The third speaker, Dr Tsunao Watanabe, senior programme coordinator at United Nations University Institute for the Advanced Study of Sustainability, noted the recent shift in thinking on biodiversity. Most policy was once centred around conservation, including establishing protected areas or limiting hunting, but the focus is now more on “using biodiversity responsibly and living in harmony with nature.”

A key concept in the global biodiversity discussion is “transformative change,” which involves “everyone—including businesses—recognising that biodiversity is a necessity for our wellbeing.” All parts of society, he added, should “make biodiversity a priority” rather than follow a business-as-usual approach or consider it “an afterthought or unpleasant responsibility.”

Watanabe called for more involvement by the private sector, pointing out that businesses should be in harmony with nature to ensure their long-term prosperity. Ultimately, though, all parts of society need to step up, to “use biodiversity sustainably in a way that conserves biodiversity for future generations,” he said.


Panel discussion 

Iain Ferguson, regional director of Asia Pacific at Lloyd’s and president of Lloyd’s Japan, led panellists in a discussion encompassing the imperatives to tackle biodiversity loss, the reporting by companies of biodiversity-related data and hopes for what can be achieved in 2021.

Marine de Bazelaire, group advisor on Natural Capital at TBSC, explained the cost of inaction. About $44 trillion of economic value generation—amounting to more than half of the world’s GDP—is moderately or highly dependent on nature and its services. Yet, despite agreement on the need to tackle the crisis, questions remain among businesses on how it can be done.

“Do we understand the chain of consequences [of our actions] and the risks along the value chain, and can we translate issues into a risk framework?” questioned de Bazelaire. “We cannot say we have a robust response to a question we don’t understand well.”

The challenges are reflected in the biodiversity impact reporting by companies. According to André Chanavat, director at product management, ESG, at Refinitiv, only 20% of the 8,500 active publicly listed companies in its database report their biodiversity impact, much lower than the ratio that report on carbon-related metrics. Moreover, of those that report, quality varies; many use qualitative rather than quantitative statements. Top reporters by sector are mineral resources, utilities, energy & fossil fuels, food & beverage and real estate.

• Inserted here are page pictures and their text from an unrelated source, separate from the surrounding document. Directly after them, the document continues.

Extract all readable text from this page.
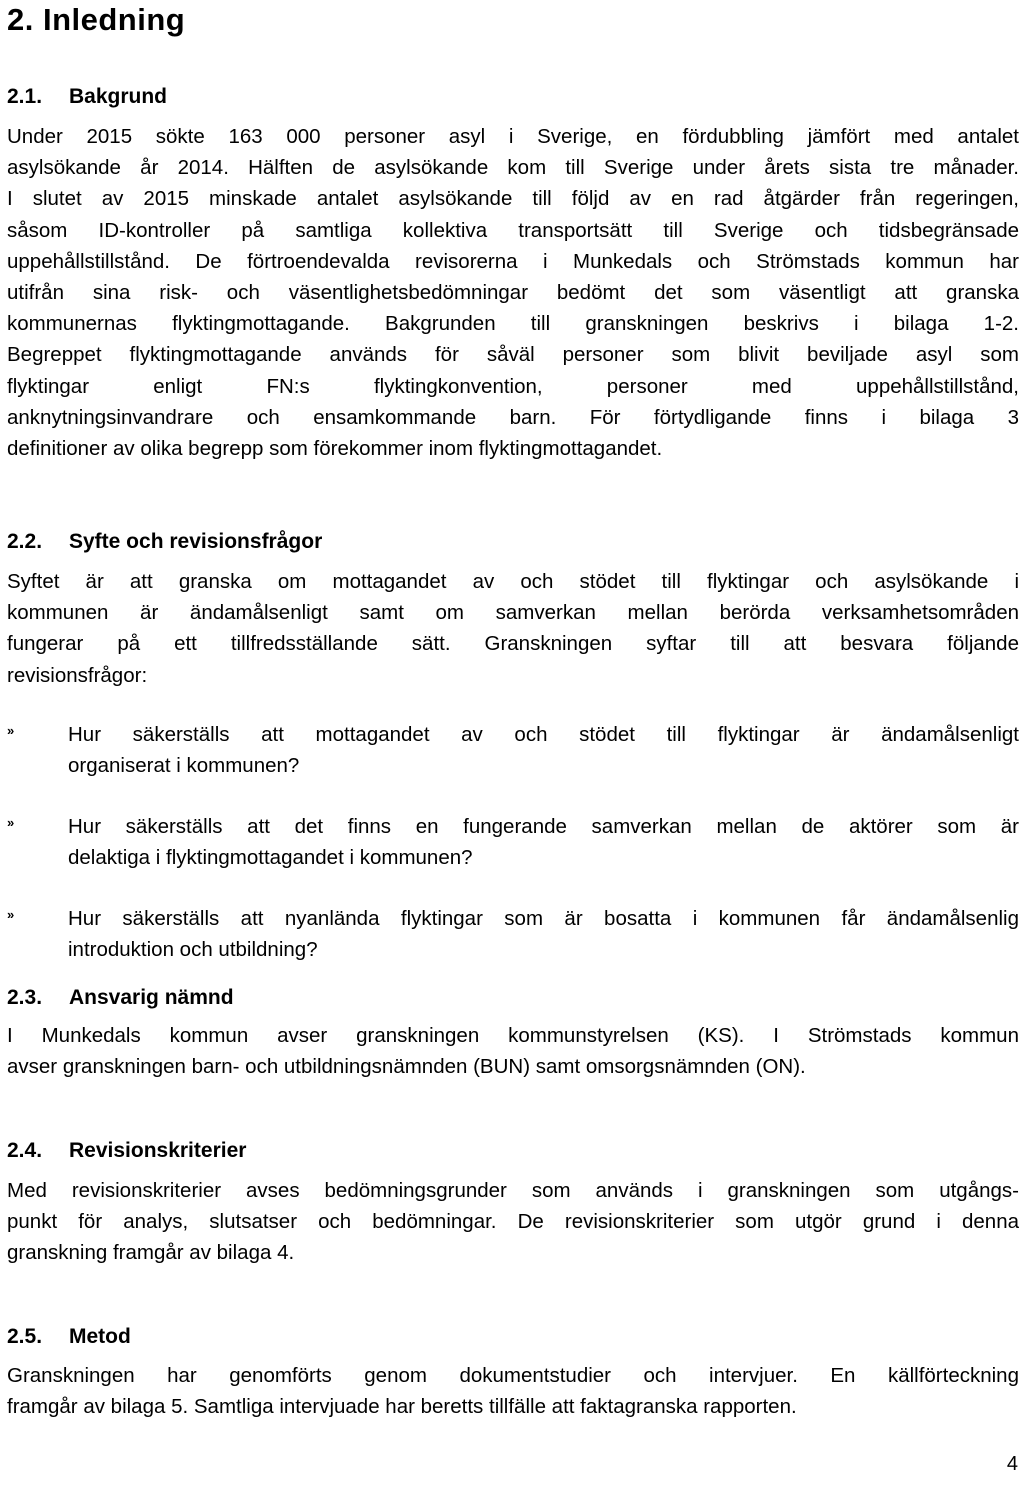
2. Inledning
2.1. Bakgrund
Under 2015 sökte 163 000 personer asyl i Sverige, en fördubbling jämfört med antalet
asylsökande år 2014. Hälften de asylsökande kom till Sverige under årets sista tre månader.
I slutet av 2015 minskade antalet asylsökande till följd av en rad åtgärder från regeringen,
såsom ID-kontroller på samtliga kollektiva transportsätt till Sverige och tidsbegränsade
uppehållstillstånd. De förtroendevalda revisorerna i Munkedals och Strömstads kommun har
utifrån sina risk- och väsentlighetsbedömningar bedömt det som väsentligt att granska
kommunernas flyktingmottagande. Bakgrunden till granskningen beskrivs i bilaga 1-2.
Begreppet flyktingmottagande används för såväl personer som blivit beviljade asyl som
flyktingar enligt FN:s flyktingkonvention, personer med uppehållstillstånd,
anknytningsinvandrare och ensamkommande barn. För förtydligande finns i bilaga 3
definitioner av olika begrepp som förekommer inom flyktingmottagandet.
2.2. Syfte och revisionsfrågor
Syftet är att granska om mottagandet av och stödet till flyktingar och asylsökande i
kommunen är ändamålsenligt samt om samverkan mellan berörda verksamhetsområden
fungerar på ett tillfredsställande sätt. Granskningen syftar till att besvara följande
revisionsfrågor:
»	Hur säkerställs att mottagandet av och stödet till flyktingar är ändamålsenligt
organiserat i kommunen?
»	Hur säkerställs att det finns en fungerande samverkan mellan de aktörer som är
delaktiga i flyktingmottagandet i kommunen?
»	Hur säkerställs att nyanlända flyktingar som är bosatta i kommunen får ändamålsenlig
introduktion och utbildning?
2.3. Ansvarig nämnd
I Munkedals kommun avser granskningen kommunstyrelsen (KS). I Strömstads kommun
avser granskningen barn- och utbildningsnämnden (BUN) samt omsorgsnämnden (ON).
2.4. Revisionskriterier
Med revisionskriterier avses bedömningsgrunder som används i granskningen som utgångs-
punkt för analys, slutsatser och bedömningar. De revisionskriterier som utgör grund i denna
granskning framgår av bilaga 4.
2.5. Metod
Granskningen har genomförts genom dokumentstudier och intervjuer. En källförteckning
framgår av bilaga 5. Samtliga intervjuade har beretts tillfälle att faktagranska rapporten.
4
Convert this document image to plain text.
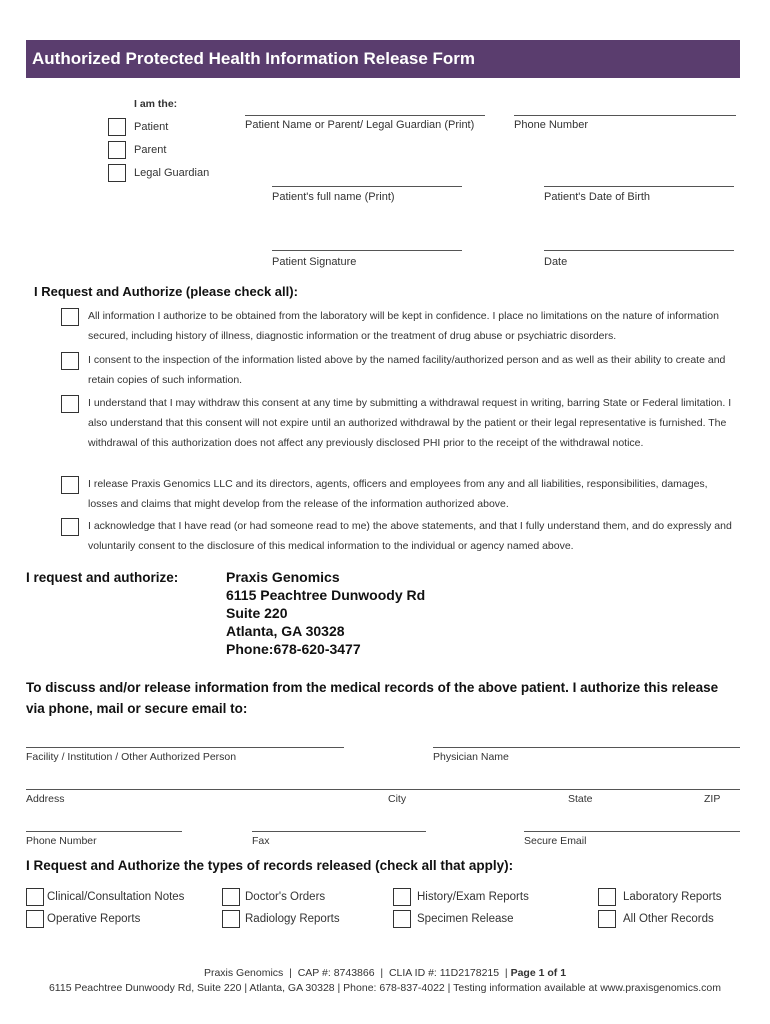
Authorized Protected Health Information Release Form
I am the:
Patient
Parent
Legal Guardian
Patient Name or Parent/ Legal Guardian (Print)	Phone Number
Patient's full name (Print)	Patient's Date of Birth
Patient Signature	Date
I Request and Authorize (please check all):
All information I authorize to be obtained from the laboratory will be kept in confidence. I place no limitations on the nature of information secured, including history of illness, diagnostic information or the treatment of drug abuse or psychiatric disorders.
I consent to the inspection of the information listed above by the named facility/authorized person and as well as their ability to create and retain copies of such information.
I understand that I may withdraw this consent at any time by submitting a withdrawal request in writing, barring State or Federal limitation. I also understand that this consent will not expire until an authorized withdrawal by the patient or their legal representative is furnished. The withdrawal of this authorization does not affect any previously disclosed PHI prior to the receipt of the withdrawal notice.
I release Praxis Genomics LLC and its directors, agents, officers and employees from any and all liabilities, responsibilities, damages, losses and claims that might develop from the release of the information authorized above.
I acknowledge that I have read (or had someone read to me) the above statements, and that I fully understand them, and do expressly and voluntarily consent to the disclosure of this medical information to the individual or agency named above.
I request and authorize:	Praxis Genomics
6115 Peachtree Dunwoody Rd
Suite 220
Atlanta, GA 30328
Phone:678-620-3477
To discuss and/or release information from the medical records of the above patient. I authorize this release via phone, mail or secure email to:
Facility / Institution / Other Authorized Person	Physician Name
Address	City	State	ZIP
Phone Number	Fax	Secure Email
I Request and Authorize the types of records released (check all that apply):
Clinical/Consultation Notes
Operative Reports
Doctor's Orders
Radiology Reports
History/Exam Reports
Specimen Release
Laboratory Reports
All Other Records
Praxis Genomics  |  CAP #: 8743866  |  CLIA ID #: 11D2178215  | Page 1 of 1
6115 Peachtree Dunwoody Rd, Suite 220 | Atlanta, GA 30328 | Phone: 678-837-4022 | Testing information available at www.praxisgenomics.com
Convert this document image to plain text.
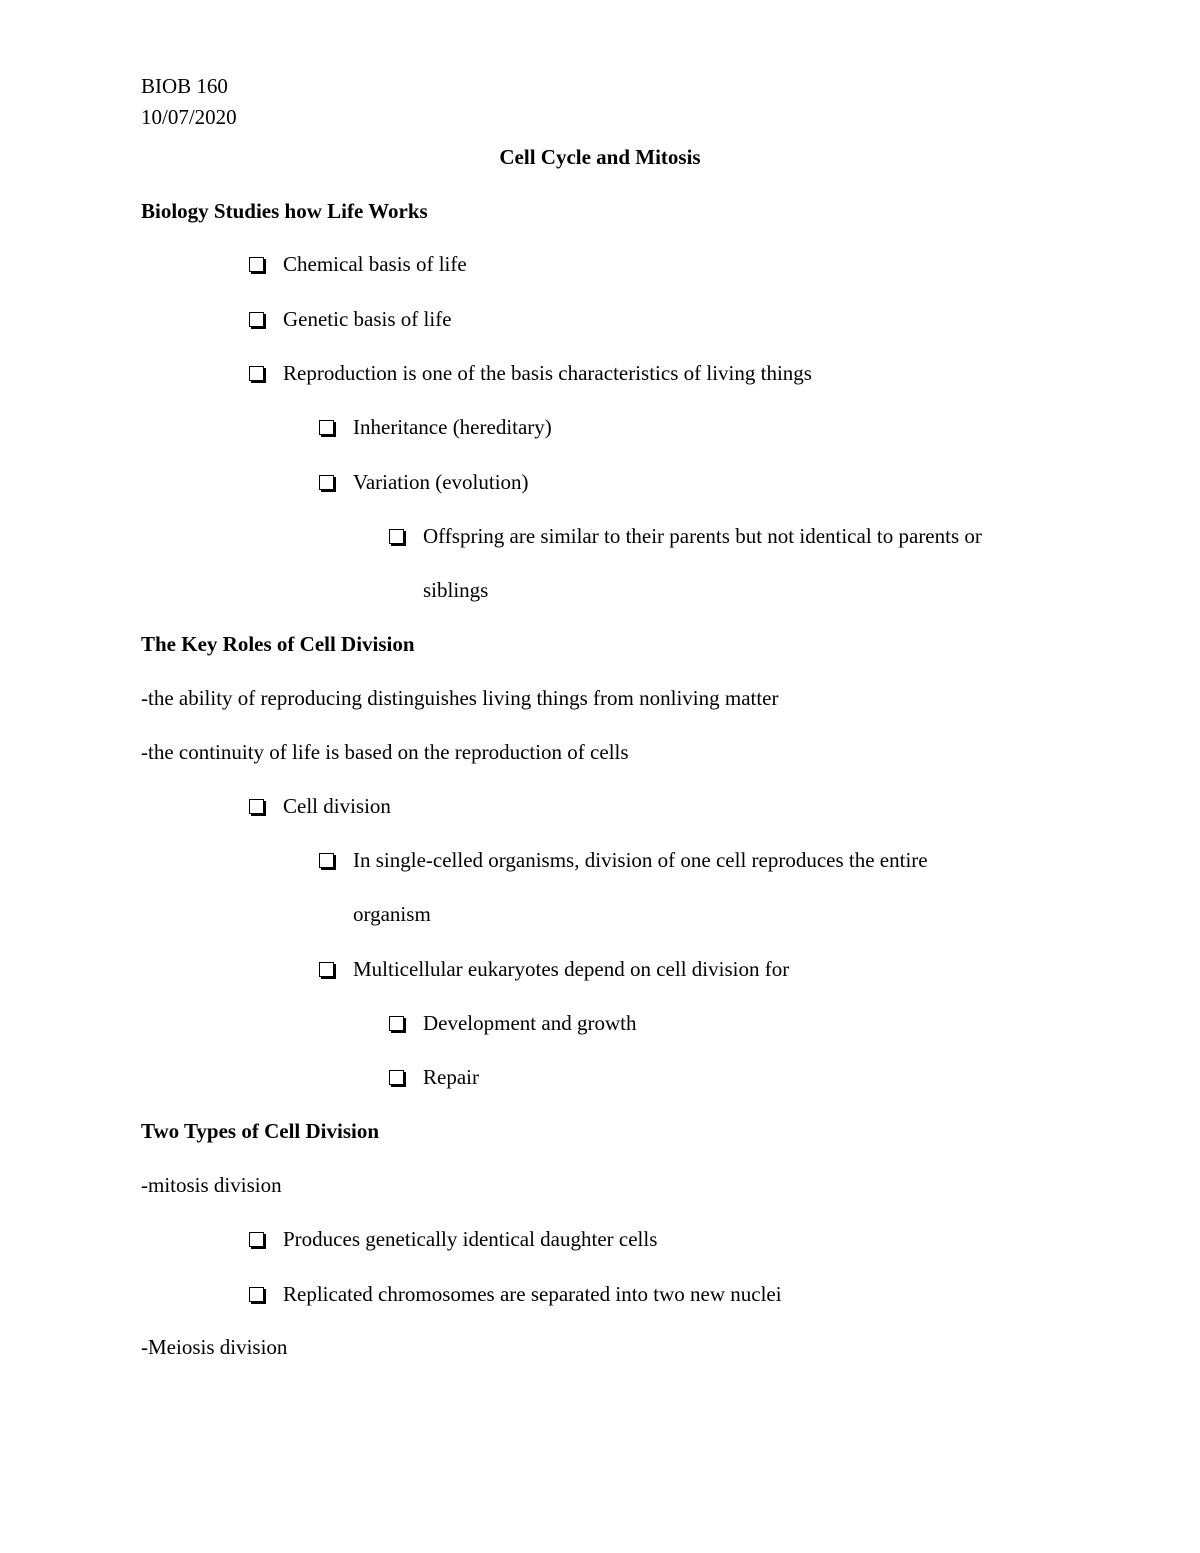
BIOB 160
10/07/2020
Cell Cycle and Mitosis
Biology Studies how Life Works
Chemical basis of life
Genetic basis of life
Reproduction is one of the basis characteristics of living things
Inheritance (hereditary)
Variation (evolution)
Offspring are similar to their parents but not identical to parents or
siblings
The Key Roles of Cell Division
-the ability of reproducing distinguishes living things from nonliving matter
-the continuity of life is based on the reproduction of cells
Cell division
In single-celled organisms, division of one cell reproduces the entire
organism
Multicellular eukaryotes depend on cell division for
Development and growth
Repair
Two Types of Cell Division
-mitosis division
Produces genetically identical daughter cells
Replicated chromosomes are separated into two new nuclei
-Meiosis division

Sadayoshi Tobai, chief executive officer of WWF Japan, said firms lack understanding on how they affect biodiversity due to the complexity of the topic. If a company is trading in timber or seafood, it is clear, he said, but that is not the case for companies who deal with many ingredients.

“We need data provider services and advisors to help companies establish the linkage between their products and services and nature, which is not so apparent in many cases,” he said.

Tobai added that political will is also required to encourage businesses “to think about biodiversity this year, not three or five years later.” In the same way that Japan’s announcement to go zero carbon by 2050 has prompted firms to tackle carbon, a commitment to biodiversity could reap benefits.

De Bazelaire predicted that the commitment of many companies to carbon zero “will be a driver to finance the restoration and preservation of biodiversity.” She is hopeful for biodiversity credits and an asset class on nature-based solutions.

SMEs and individuals are also expected to play a more important role in tackling the biodiversity crisis. Chanavat said the millions of SMEs around the world could have a great influence were they to report on their biodiversity impact.

Meanwhile, WWF Japan is shifting away from stimulating high-impact change in a few big companies to boosting awareness on sustainability among the public. Younger generations are already showing more responsible attitudes to consumption, he said, which is incentivising businesses to create more green products and services.

Awareness is also front of mind for the UK government ahead of COP 15 and COP 26. “Our hope for this year is that we can raise the profile of nature in the same way [that we have done with climate change],” said Stratford.